I previously worked with Celery, but found it heavy and configuration-intensive for lean prototypes. Instead, I chose FastStream with Redis Streams, which felt like a better fit for a lightweight, real-time system.

Redis Streams preserve message history (unlike pub/sub), similar to Kafka, but with far lower overhead — perfect for business-layer logic.

I considered using Redpanda for business messaging too, but decided to separate responsibilities:

  • Redis Streams handle core task distribution
  • Redpanda handles analytics pipelines

Redis will also be used for caching — for instance, mapping telegram_id → user_id, so all internal logic uses a unified user ID. This abstraction allows me to swap Telegram with WhatsApp, Discord, etc. in the future.

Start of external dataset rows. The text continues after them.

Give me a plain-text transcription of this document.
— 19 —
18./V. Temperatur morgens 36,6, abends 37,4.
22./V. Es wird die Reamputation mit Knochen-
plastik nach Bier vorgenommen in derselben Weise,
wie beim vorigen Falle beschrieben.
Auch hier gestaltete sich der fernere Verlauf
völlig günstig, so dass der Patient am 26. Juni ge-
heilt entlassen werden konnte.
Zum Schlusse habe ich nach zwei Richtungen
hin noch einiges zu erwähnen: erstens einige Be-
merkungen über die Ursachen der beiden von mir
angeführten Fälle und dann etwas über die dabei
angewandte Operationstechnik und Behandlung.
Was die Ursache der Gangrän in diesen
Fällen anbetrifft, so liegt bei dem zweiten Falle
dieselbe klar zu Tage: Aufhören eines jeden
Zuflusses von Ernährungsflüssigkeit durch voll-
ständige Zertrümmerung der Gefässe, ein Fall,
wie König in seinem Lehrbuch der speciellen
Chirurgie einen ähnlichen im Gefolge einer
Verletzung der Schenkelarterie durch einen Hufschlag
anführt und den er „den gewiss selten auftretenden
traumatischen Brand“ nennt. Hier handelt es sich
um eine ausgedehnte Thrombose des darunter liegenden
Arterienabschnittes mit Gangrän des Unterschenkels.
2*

🔁 Why Separate FastAPI and Worker?

The architecture is split for performance and scalability:

  • FastAPI handles routing and distributes tasks — think of it as the "message switchboard"
  • Workers process audio and generate feedback

This keeps the API responsive and allows independent scaling of workers — even on separate machines. It also reduces coupling and simplifies deployment.


📤 Why Redis Streams Instead of Kafka?

Kafka is powerful, but overkill for this project. Redpanda is a great Kafka alternative — faster, simpler, C++-based — but even that felt too much for core messaging.

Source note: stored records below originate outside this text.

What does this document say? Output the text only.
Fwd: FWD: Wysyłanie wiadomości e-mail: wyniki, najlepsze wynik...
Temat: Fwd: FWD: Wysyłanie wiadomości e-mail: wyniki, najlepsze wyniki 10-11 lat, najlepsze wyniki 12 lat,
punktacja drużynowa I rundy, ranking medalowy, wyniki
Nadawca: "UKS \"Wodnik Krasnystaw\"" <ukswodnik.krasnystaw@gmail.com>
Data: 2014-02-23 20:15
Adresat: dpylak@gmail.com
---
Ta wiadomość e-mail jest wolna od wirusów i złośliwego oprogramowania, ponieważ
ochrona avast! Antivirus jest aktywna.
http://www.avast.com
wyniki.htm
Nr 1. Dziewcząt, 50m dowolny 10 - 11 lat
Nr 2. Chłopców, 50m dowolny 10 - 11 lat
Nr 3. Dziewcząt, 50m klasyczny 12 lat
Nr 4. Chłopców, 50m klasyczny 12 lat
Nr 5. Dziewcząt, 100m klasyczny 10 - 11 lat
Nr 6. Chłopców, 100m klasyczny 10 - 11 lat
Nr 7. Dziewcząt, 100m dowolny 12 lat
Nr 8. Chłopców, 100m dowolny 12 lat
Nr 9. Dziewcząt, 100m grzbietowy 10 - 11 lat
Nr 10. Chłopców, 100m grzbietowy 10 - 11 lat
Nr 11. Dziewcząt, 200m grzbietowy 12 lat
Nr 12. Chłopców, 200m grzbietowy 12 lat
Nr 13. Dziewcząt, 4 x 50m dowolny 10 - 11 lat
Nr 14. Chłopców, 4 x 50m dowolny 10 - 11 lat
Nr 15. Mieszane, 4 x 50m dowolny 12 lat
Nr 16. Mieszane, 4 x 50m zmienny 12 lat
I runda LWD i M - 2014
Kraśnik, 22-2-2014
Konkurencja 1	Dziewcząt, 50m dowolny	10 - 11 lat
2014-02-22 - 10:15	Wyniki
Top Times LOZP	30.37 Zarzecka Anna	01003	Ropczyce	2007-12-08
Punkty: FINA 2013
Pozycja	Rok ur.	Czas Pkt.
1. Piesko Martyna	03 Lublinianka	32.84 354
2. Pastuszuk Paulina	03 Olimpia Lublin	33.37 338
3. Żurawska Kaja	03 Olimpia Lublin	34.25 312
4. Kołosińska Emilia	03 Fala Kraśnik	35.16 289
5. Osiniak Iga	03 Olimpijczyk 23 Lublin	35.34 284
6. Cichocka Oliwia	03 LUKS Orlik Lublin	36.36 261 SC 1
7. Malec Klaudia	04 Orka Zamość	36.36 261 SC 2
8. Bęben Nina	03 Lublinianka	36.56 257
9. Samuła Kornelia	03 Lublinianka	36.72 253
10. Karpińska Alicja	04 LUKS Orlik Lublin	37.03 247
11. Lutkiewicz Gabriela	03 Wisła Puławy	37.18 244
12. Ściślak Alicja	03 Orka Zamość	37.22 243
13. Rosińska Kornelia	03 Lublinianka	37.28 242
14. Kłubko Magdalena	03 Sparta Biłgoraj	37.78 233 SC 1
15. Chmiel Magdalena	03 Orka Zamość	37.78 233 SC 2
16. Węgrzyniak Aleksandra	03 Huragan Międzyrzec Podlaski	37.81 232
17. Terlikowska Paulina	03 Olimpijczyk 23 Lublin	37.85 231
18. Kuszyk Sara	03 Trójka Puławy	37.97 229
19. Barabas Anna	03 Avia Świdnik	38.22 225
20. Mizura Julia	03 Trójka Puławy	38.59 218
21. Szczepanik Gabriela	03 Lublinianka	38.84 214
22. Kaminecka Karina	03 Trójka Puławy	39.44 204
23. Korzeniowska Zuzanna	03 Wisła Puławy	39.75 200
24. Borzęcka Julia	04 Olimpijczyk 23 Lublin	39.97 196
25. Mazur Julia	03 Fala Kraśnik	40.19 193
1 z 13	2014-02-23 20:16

Redis is already in the stack for caching and its Streams API is a natural fit for low-latency queuing.


📦 Why MinIO for Audio?

MinIO is a self-hosted, S3-compatible solution — fast, cheap, local. It avoids Internet upload delays during audio ingestion, and files can be replicated to S3 later as a cold backup.

This hybrid gives both performance and portability — with full control.


📊 Why Bytewax for Analytics?

Bytewax was chosen for two reasons:

  1. It's built in Python, just like the rest of the backend
  2. Analysts can prototype in notebooks, then deploy to production with minimal changes

Other options (like Flink) required Scala/Java and didn't justify the complexity for a Python-native stack.